A buyer, however, would end up paying taxes on new GTA profits.
Take Two also signed an unusual contract with Rockstar
executives through 2012, allowing them the freedom to work on their
own wholly owned intellectual property with Take Two’s
support. Would a potential acquirer be
interested in that kind of sweetheart arrangement?
What looks to be most valuable within Take Two are their
intellectual properties. But the industry has
turned around to a point where it has become questionable whether
or not once crucial franchises such as Midnight Club and Max Payne
have any significant value at all anymore. We
are mostly left trying to place a value on GTA alone as a basis for
valuation. Activision bought the maker of Guitar
Hero for 100 million in 2006. They bought the
Call of Duty maker for 5 million in 2003. Would
they suddenly buy the maker of GTA for well over half a billion,
after suggesting on several occasions that they are
uninterested? Would Electronic Arts come back to
the table when they have said they are pursuing a new strategy?
POWER PLAYERS
The last time some powerful traders bought into Take Two was in
early 2007, when they profited and bailed out before Mr. Zelnick
and his crew even got started. Mr. Icahn was
actually the first among the group to take his profits. He
was apparently looking to make money on a trade, not a long term
investment. Mr. Icahn and Mr. Zelnick sit next
to each other on Blockbuster’s board and it seems
questionable that they would suddenly become enemies or need to
arrange discussions, as suggested in Mr. Icahn's SEC
filings. Mr. Zelnick seems to love his job as
Chairman of a media company and Mr. Icahn loves his job as a mover
and shaker. He comes in, others buy, speculation
swirls, rumors fly. Mr. Icahn is already up on
his trade.
Take Two’s recent sale of its distribution business, Jack
of All Games, does suddenly raise some eyebrows,
however. Why now? Analysts
have looked for the sale to happen for years.

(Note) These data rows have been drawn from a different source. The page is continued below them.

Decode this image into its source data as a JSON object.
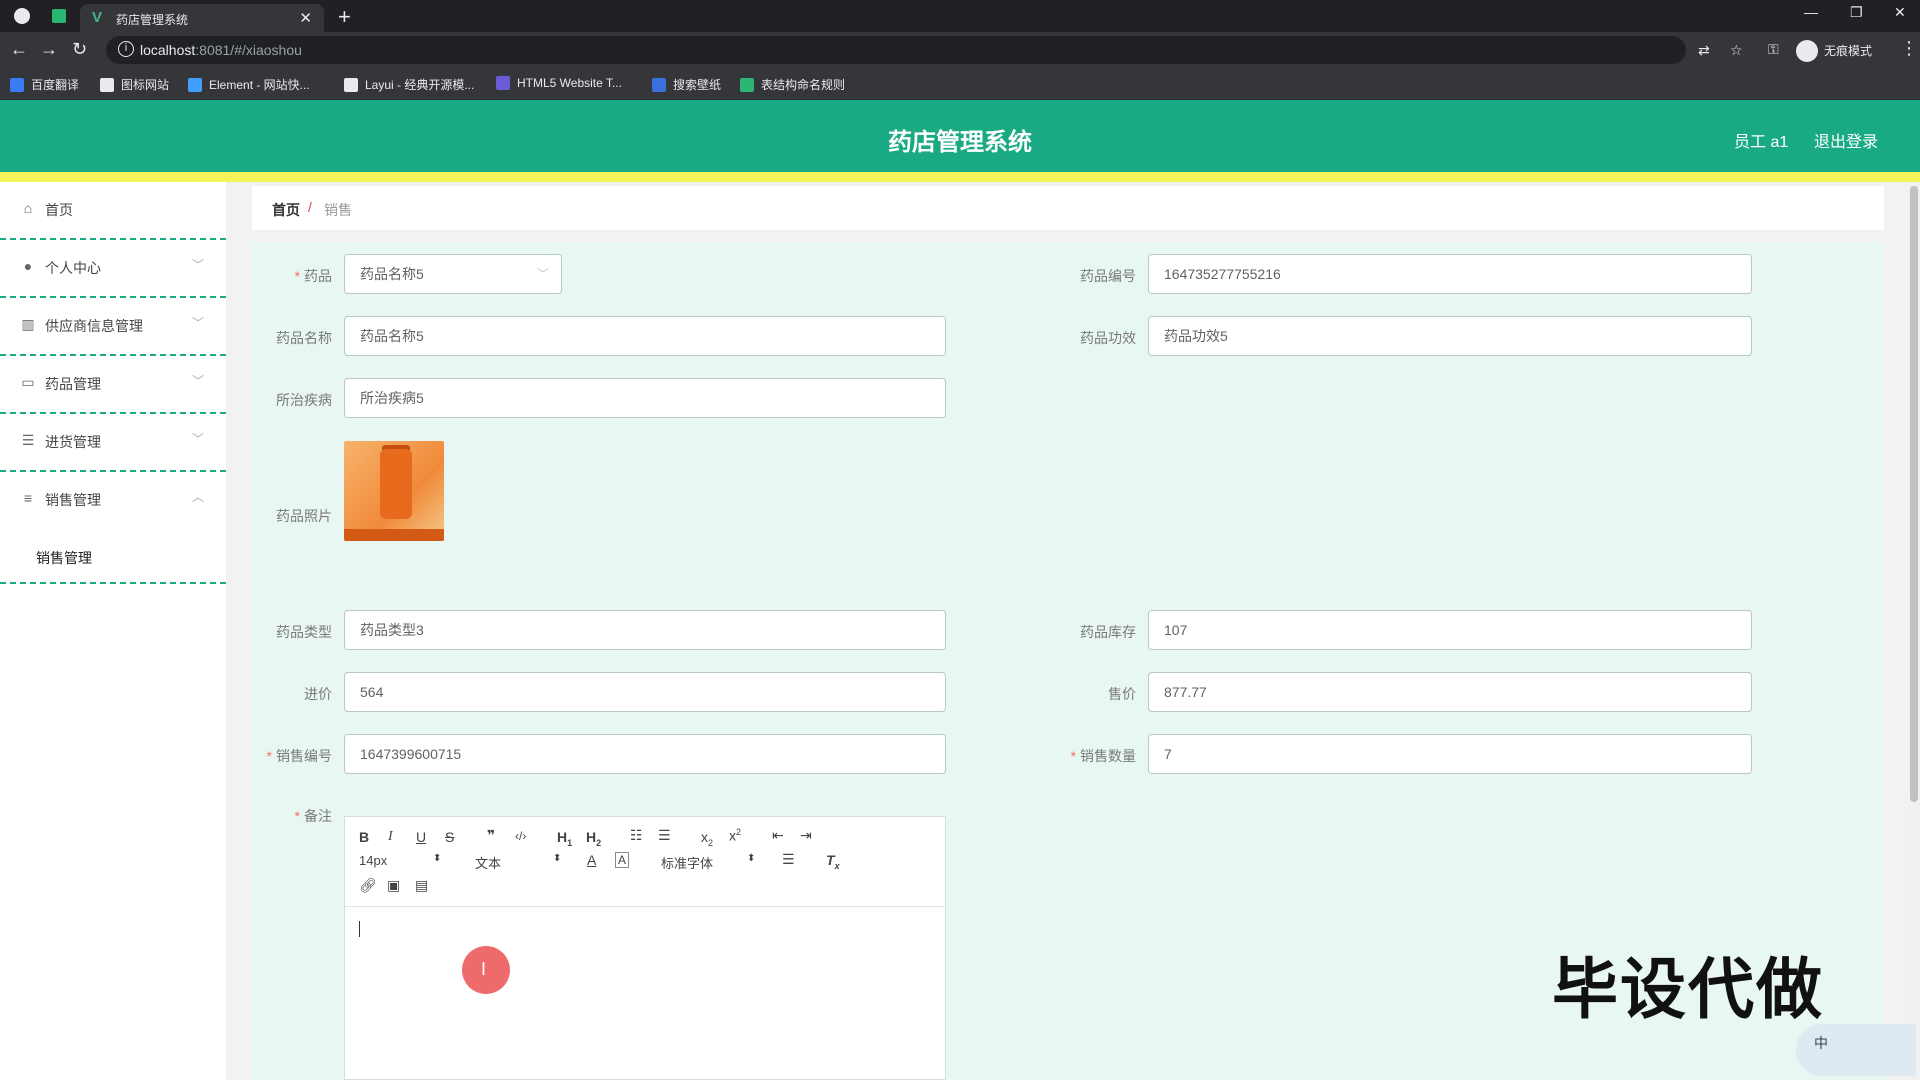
{
  "browser": {
    "tab_title": "药店管理系统",
    "tab_favicon": "V",
    "url_host": "localhost",
    "url_rest": ":8081/#/xiaoshou",
    "incognito_label": "无痕模式",
    "bookmarks": [
      {
        "label": "百度翻译",
        "color": "#3b7cf6"
      },
      {
        "label": "图标网站",
        "color": "#e8eaed"
      },
      {
        "label": "Element - 网站快...",
        "color": "#409eff"
      },
      {
        "label": "Layui - 经典开源模...",
        "color": "#e8eaed"
      },
      {
        "label": "HTML5 Website T...",
        "color": "#6b5bd6"
      },
      {
        "label": "搜索壁纸",
        "color": "#3b6fe0"
      },
      {
        "label": "表结构命名规则",
        "color": "#2bb673"
      }
    ]
  },
  "header": {
    "title": "药店管理系统",
    "user": "员工 a1",
    "logout": "退出登录",
    "brand_color": "#1aaa83"
  },
  "sidebar": {
    "items": [
      {
        "label": "首页",
        "icon": "home-icon",
        "arrow": ""
      },
      {
        "label": "个人中心",
        "icon": "user-icon",
        "arrow": "﹀"
      },
      {
        "label": "供应商信息管理",
        "icon": "chart-icon",
        "arrow": "﹀"
      },
      {
        "label": "药品管理",
        "icon": "monitor-icon",
        "arrow": "﹀"
      },
      {
        "label": "进货管理",
        "icon": "list-icon",
        "arrow": "﹀"
      },
      {
        "label": "销售管理",
        "icon": "sliders-icon",
        "arrow": "︿"
      }
    ],
    "sub_item": "销售管理"
  },
  "breadcrumb": {
    "home": "首页",
    "separator": "/",
    "current": "销售"
  },
  "form": {
    "drug_label": "药品",
    "drug_value": "药品名称5",
    "code_label": "药品编号",
    "code_value": "164735277755216",
    "name_label": "药品名称",
    "name_value": "药品名称5",
    "effect_label": "药品功效",
    "effect_value": "药品功效5",
    "disease_label": "所治疾病",
    "disease_value": "所治疾病5",
    "photo_label": "药品照片",
    "type_label": "药品类型",
    "type_value": "药品类型3",
    "stock_label": "药品库存",
    "stock_value": "107",
    "cost_label": "进价",
    "cost_value": "564",
    "price_label": "售价",
    "price_value": "877.77",
    "sale_no_label": "销售编号",
    "sale_no_value": "1647399600715",
    "qty_label": "销售数量",
    "qty_value": "7",
    "remark_label": "备注",
    "required_mark": "*"
  },
  "editor": {
    "font_size": "14px",
    "block_type": "文本",
    "font_family": "标准字体"
  },
  "watermark": "毕设代做",
  "ime": "中"
}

When one throws the timing of the recent Icahn purchase into the
mix, it raises some reasonable speculation.
But the biggest hurdle for a potential acquirer of Take Two will
likely not end up being Mr. Zelnick. The biggest
hurdle would not have been the Jack of All games distribution
business either. The biggest hurdle is Rockstar
Games, Take Two’s subsidiary. Executives
there seem to tell Take Two what to do, not the other way
around. They have a reputation of taking risks
and continue to do so, putting resources into upcoming questionable
titles such as L.A. Noire,
Bully 2, and Sony Playstation 3 exclusive
Agent. Other publishers would have likely cut
the cord on these yet Rockstar seems to continue having the freedom
to take big risks. Would another publisher be as
tolerant to the creative risk-takers at
Rockstar? Would they have a choice?
Take Two continues to provide as much drama as a publicly traded
company as they do from their entertainment
products. Investors will just have to continue
to hope that these guys are not playing games at their expense.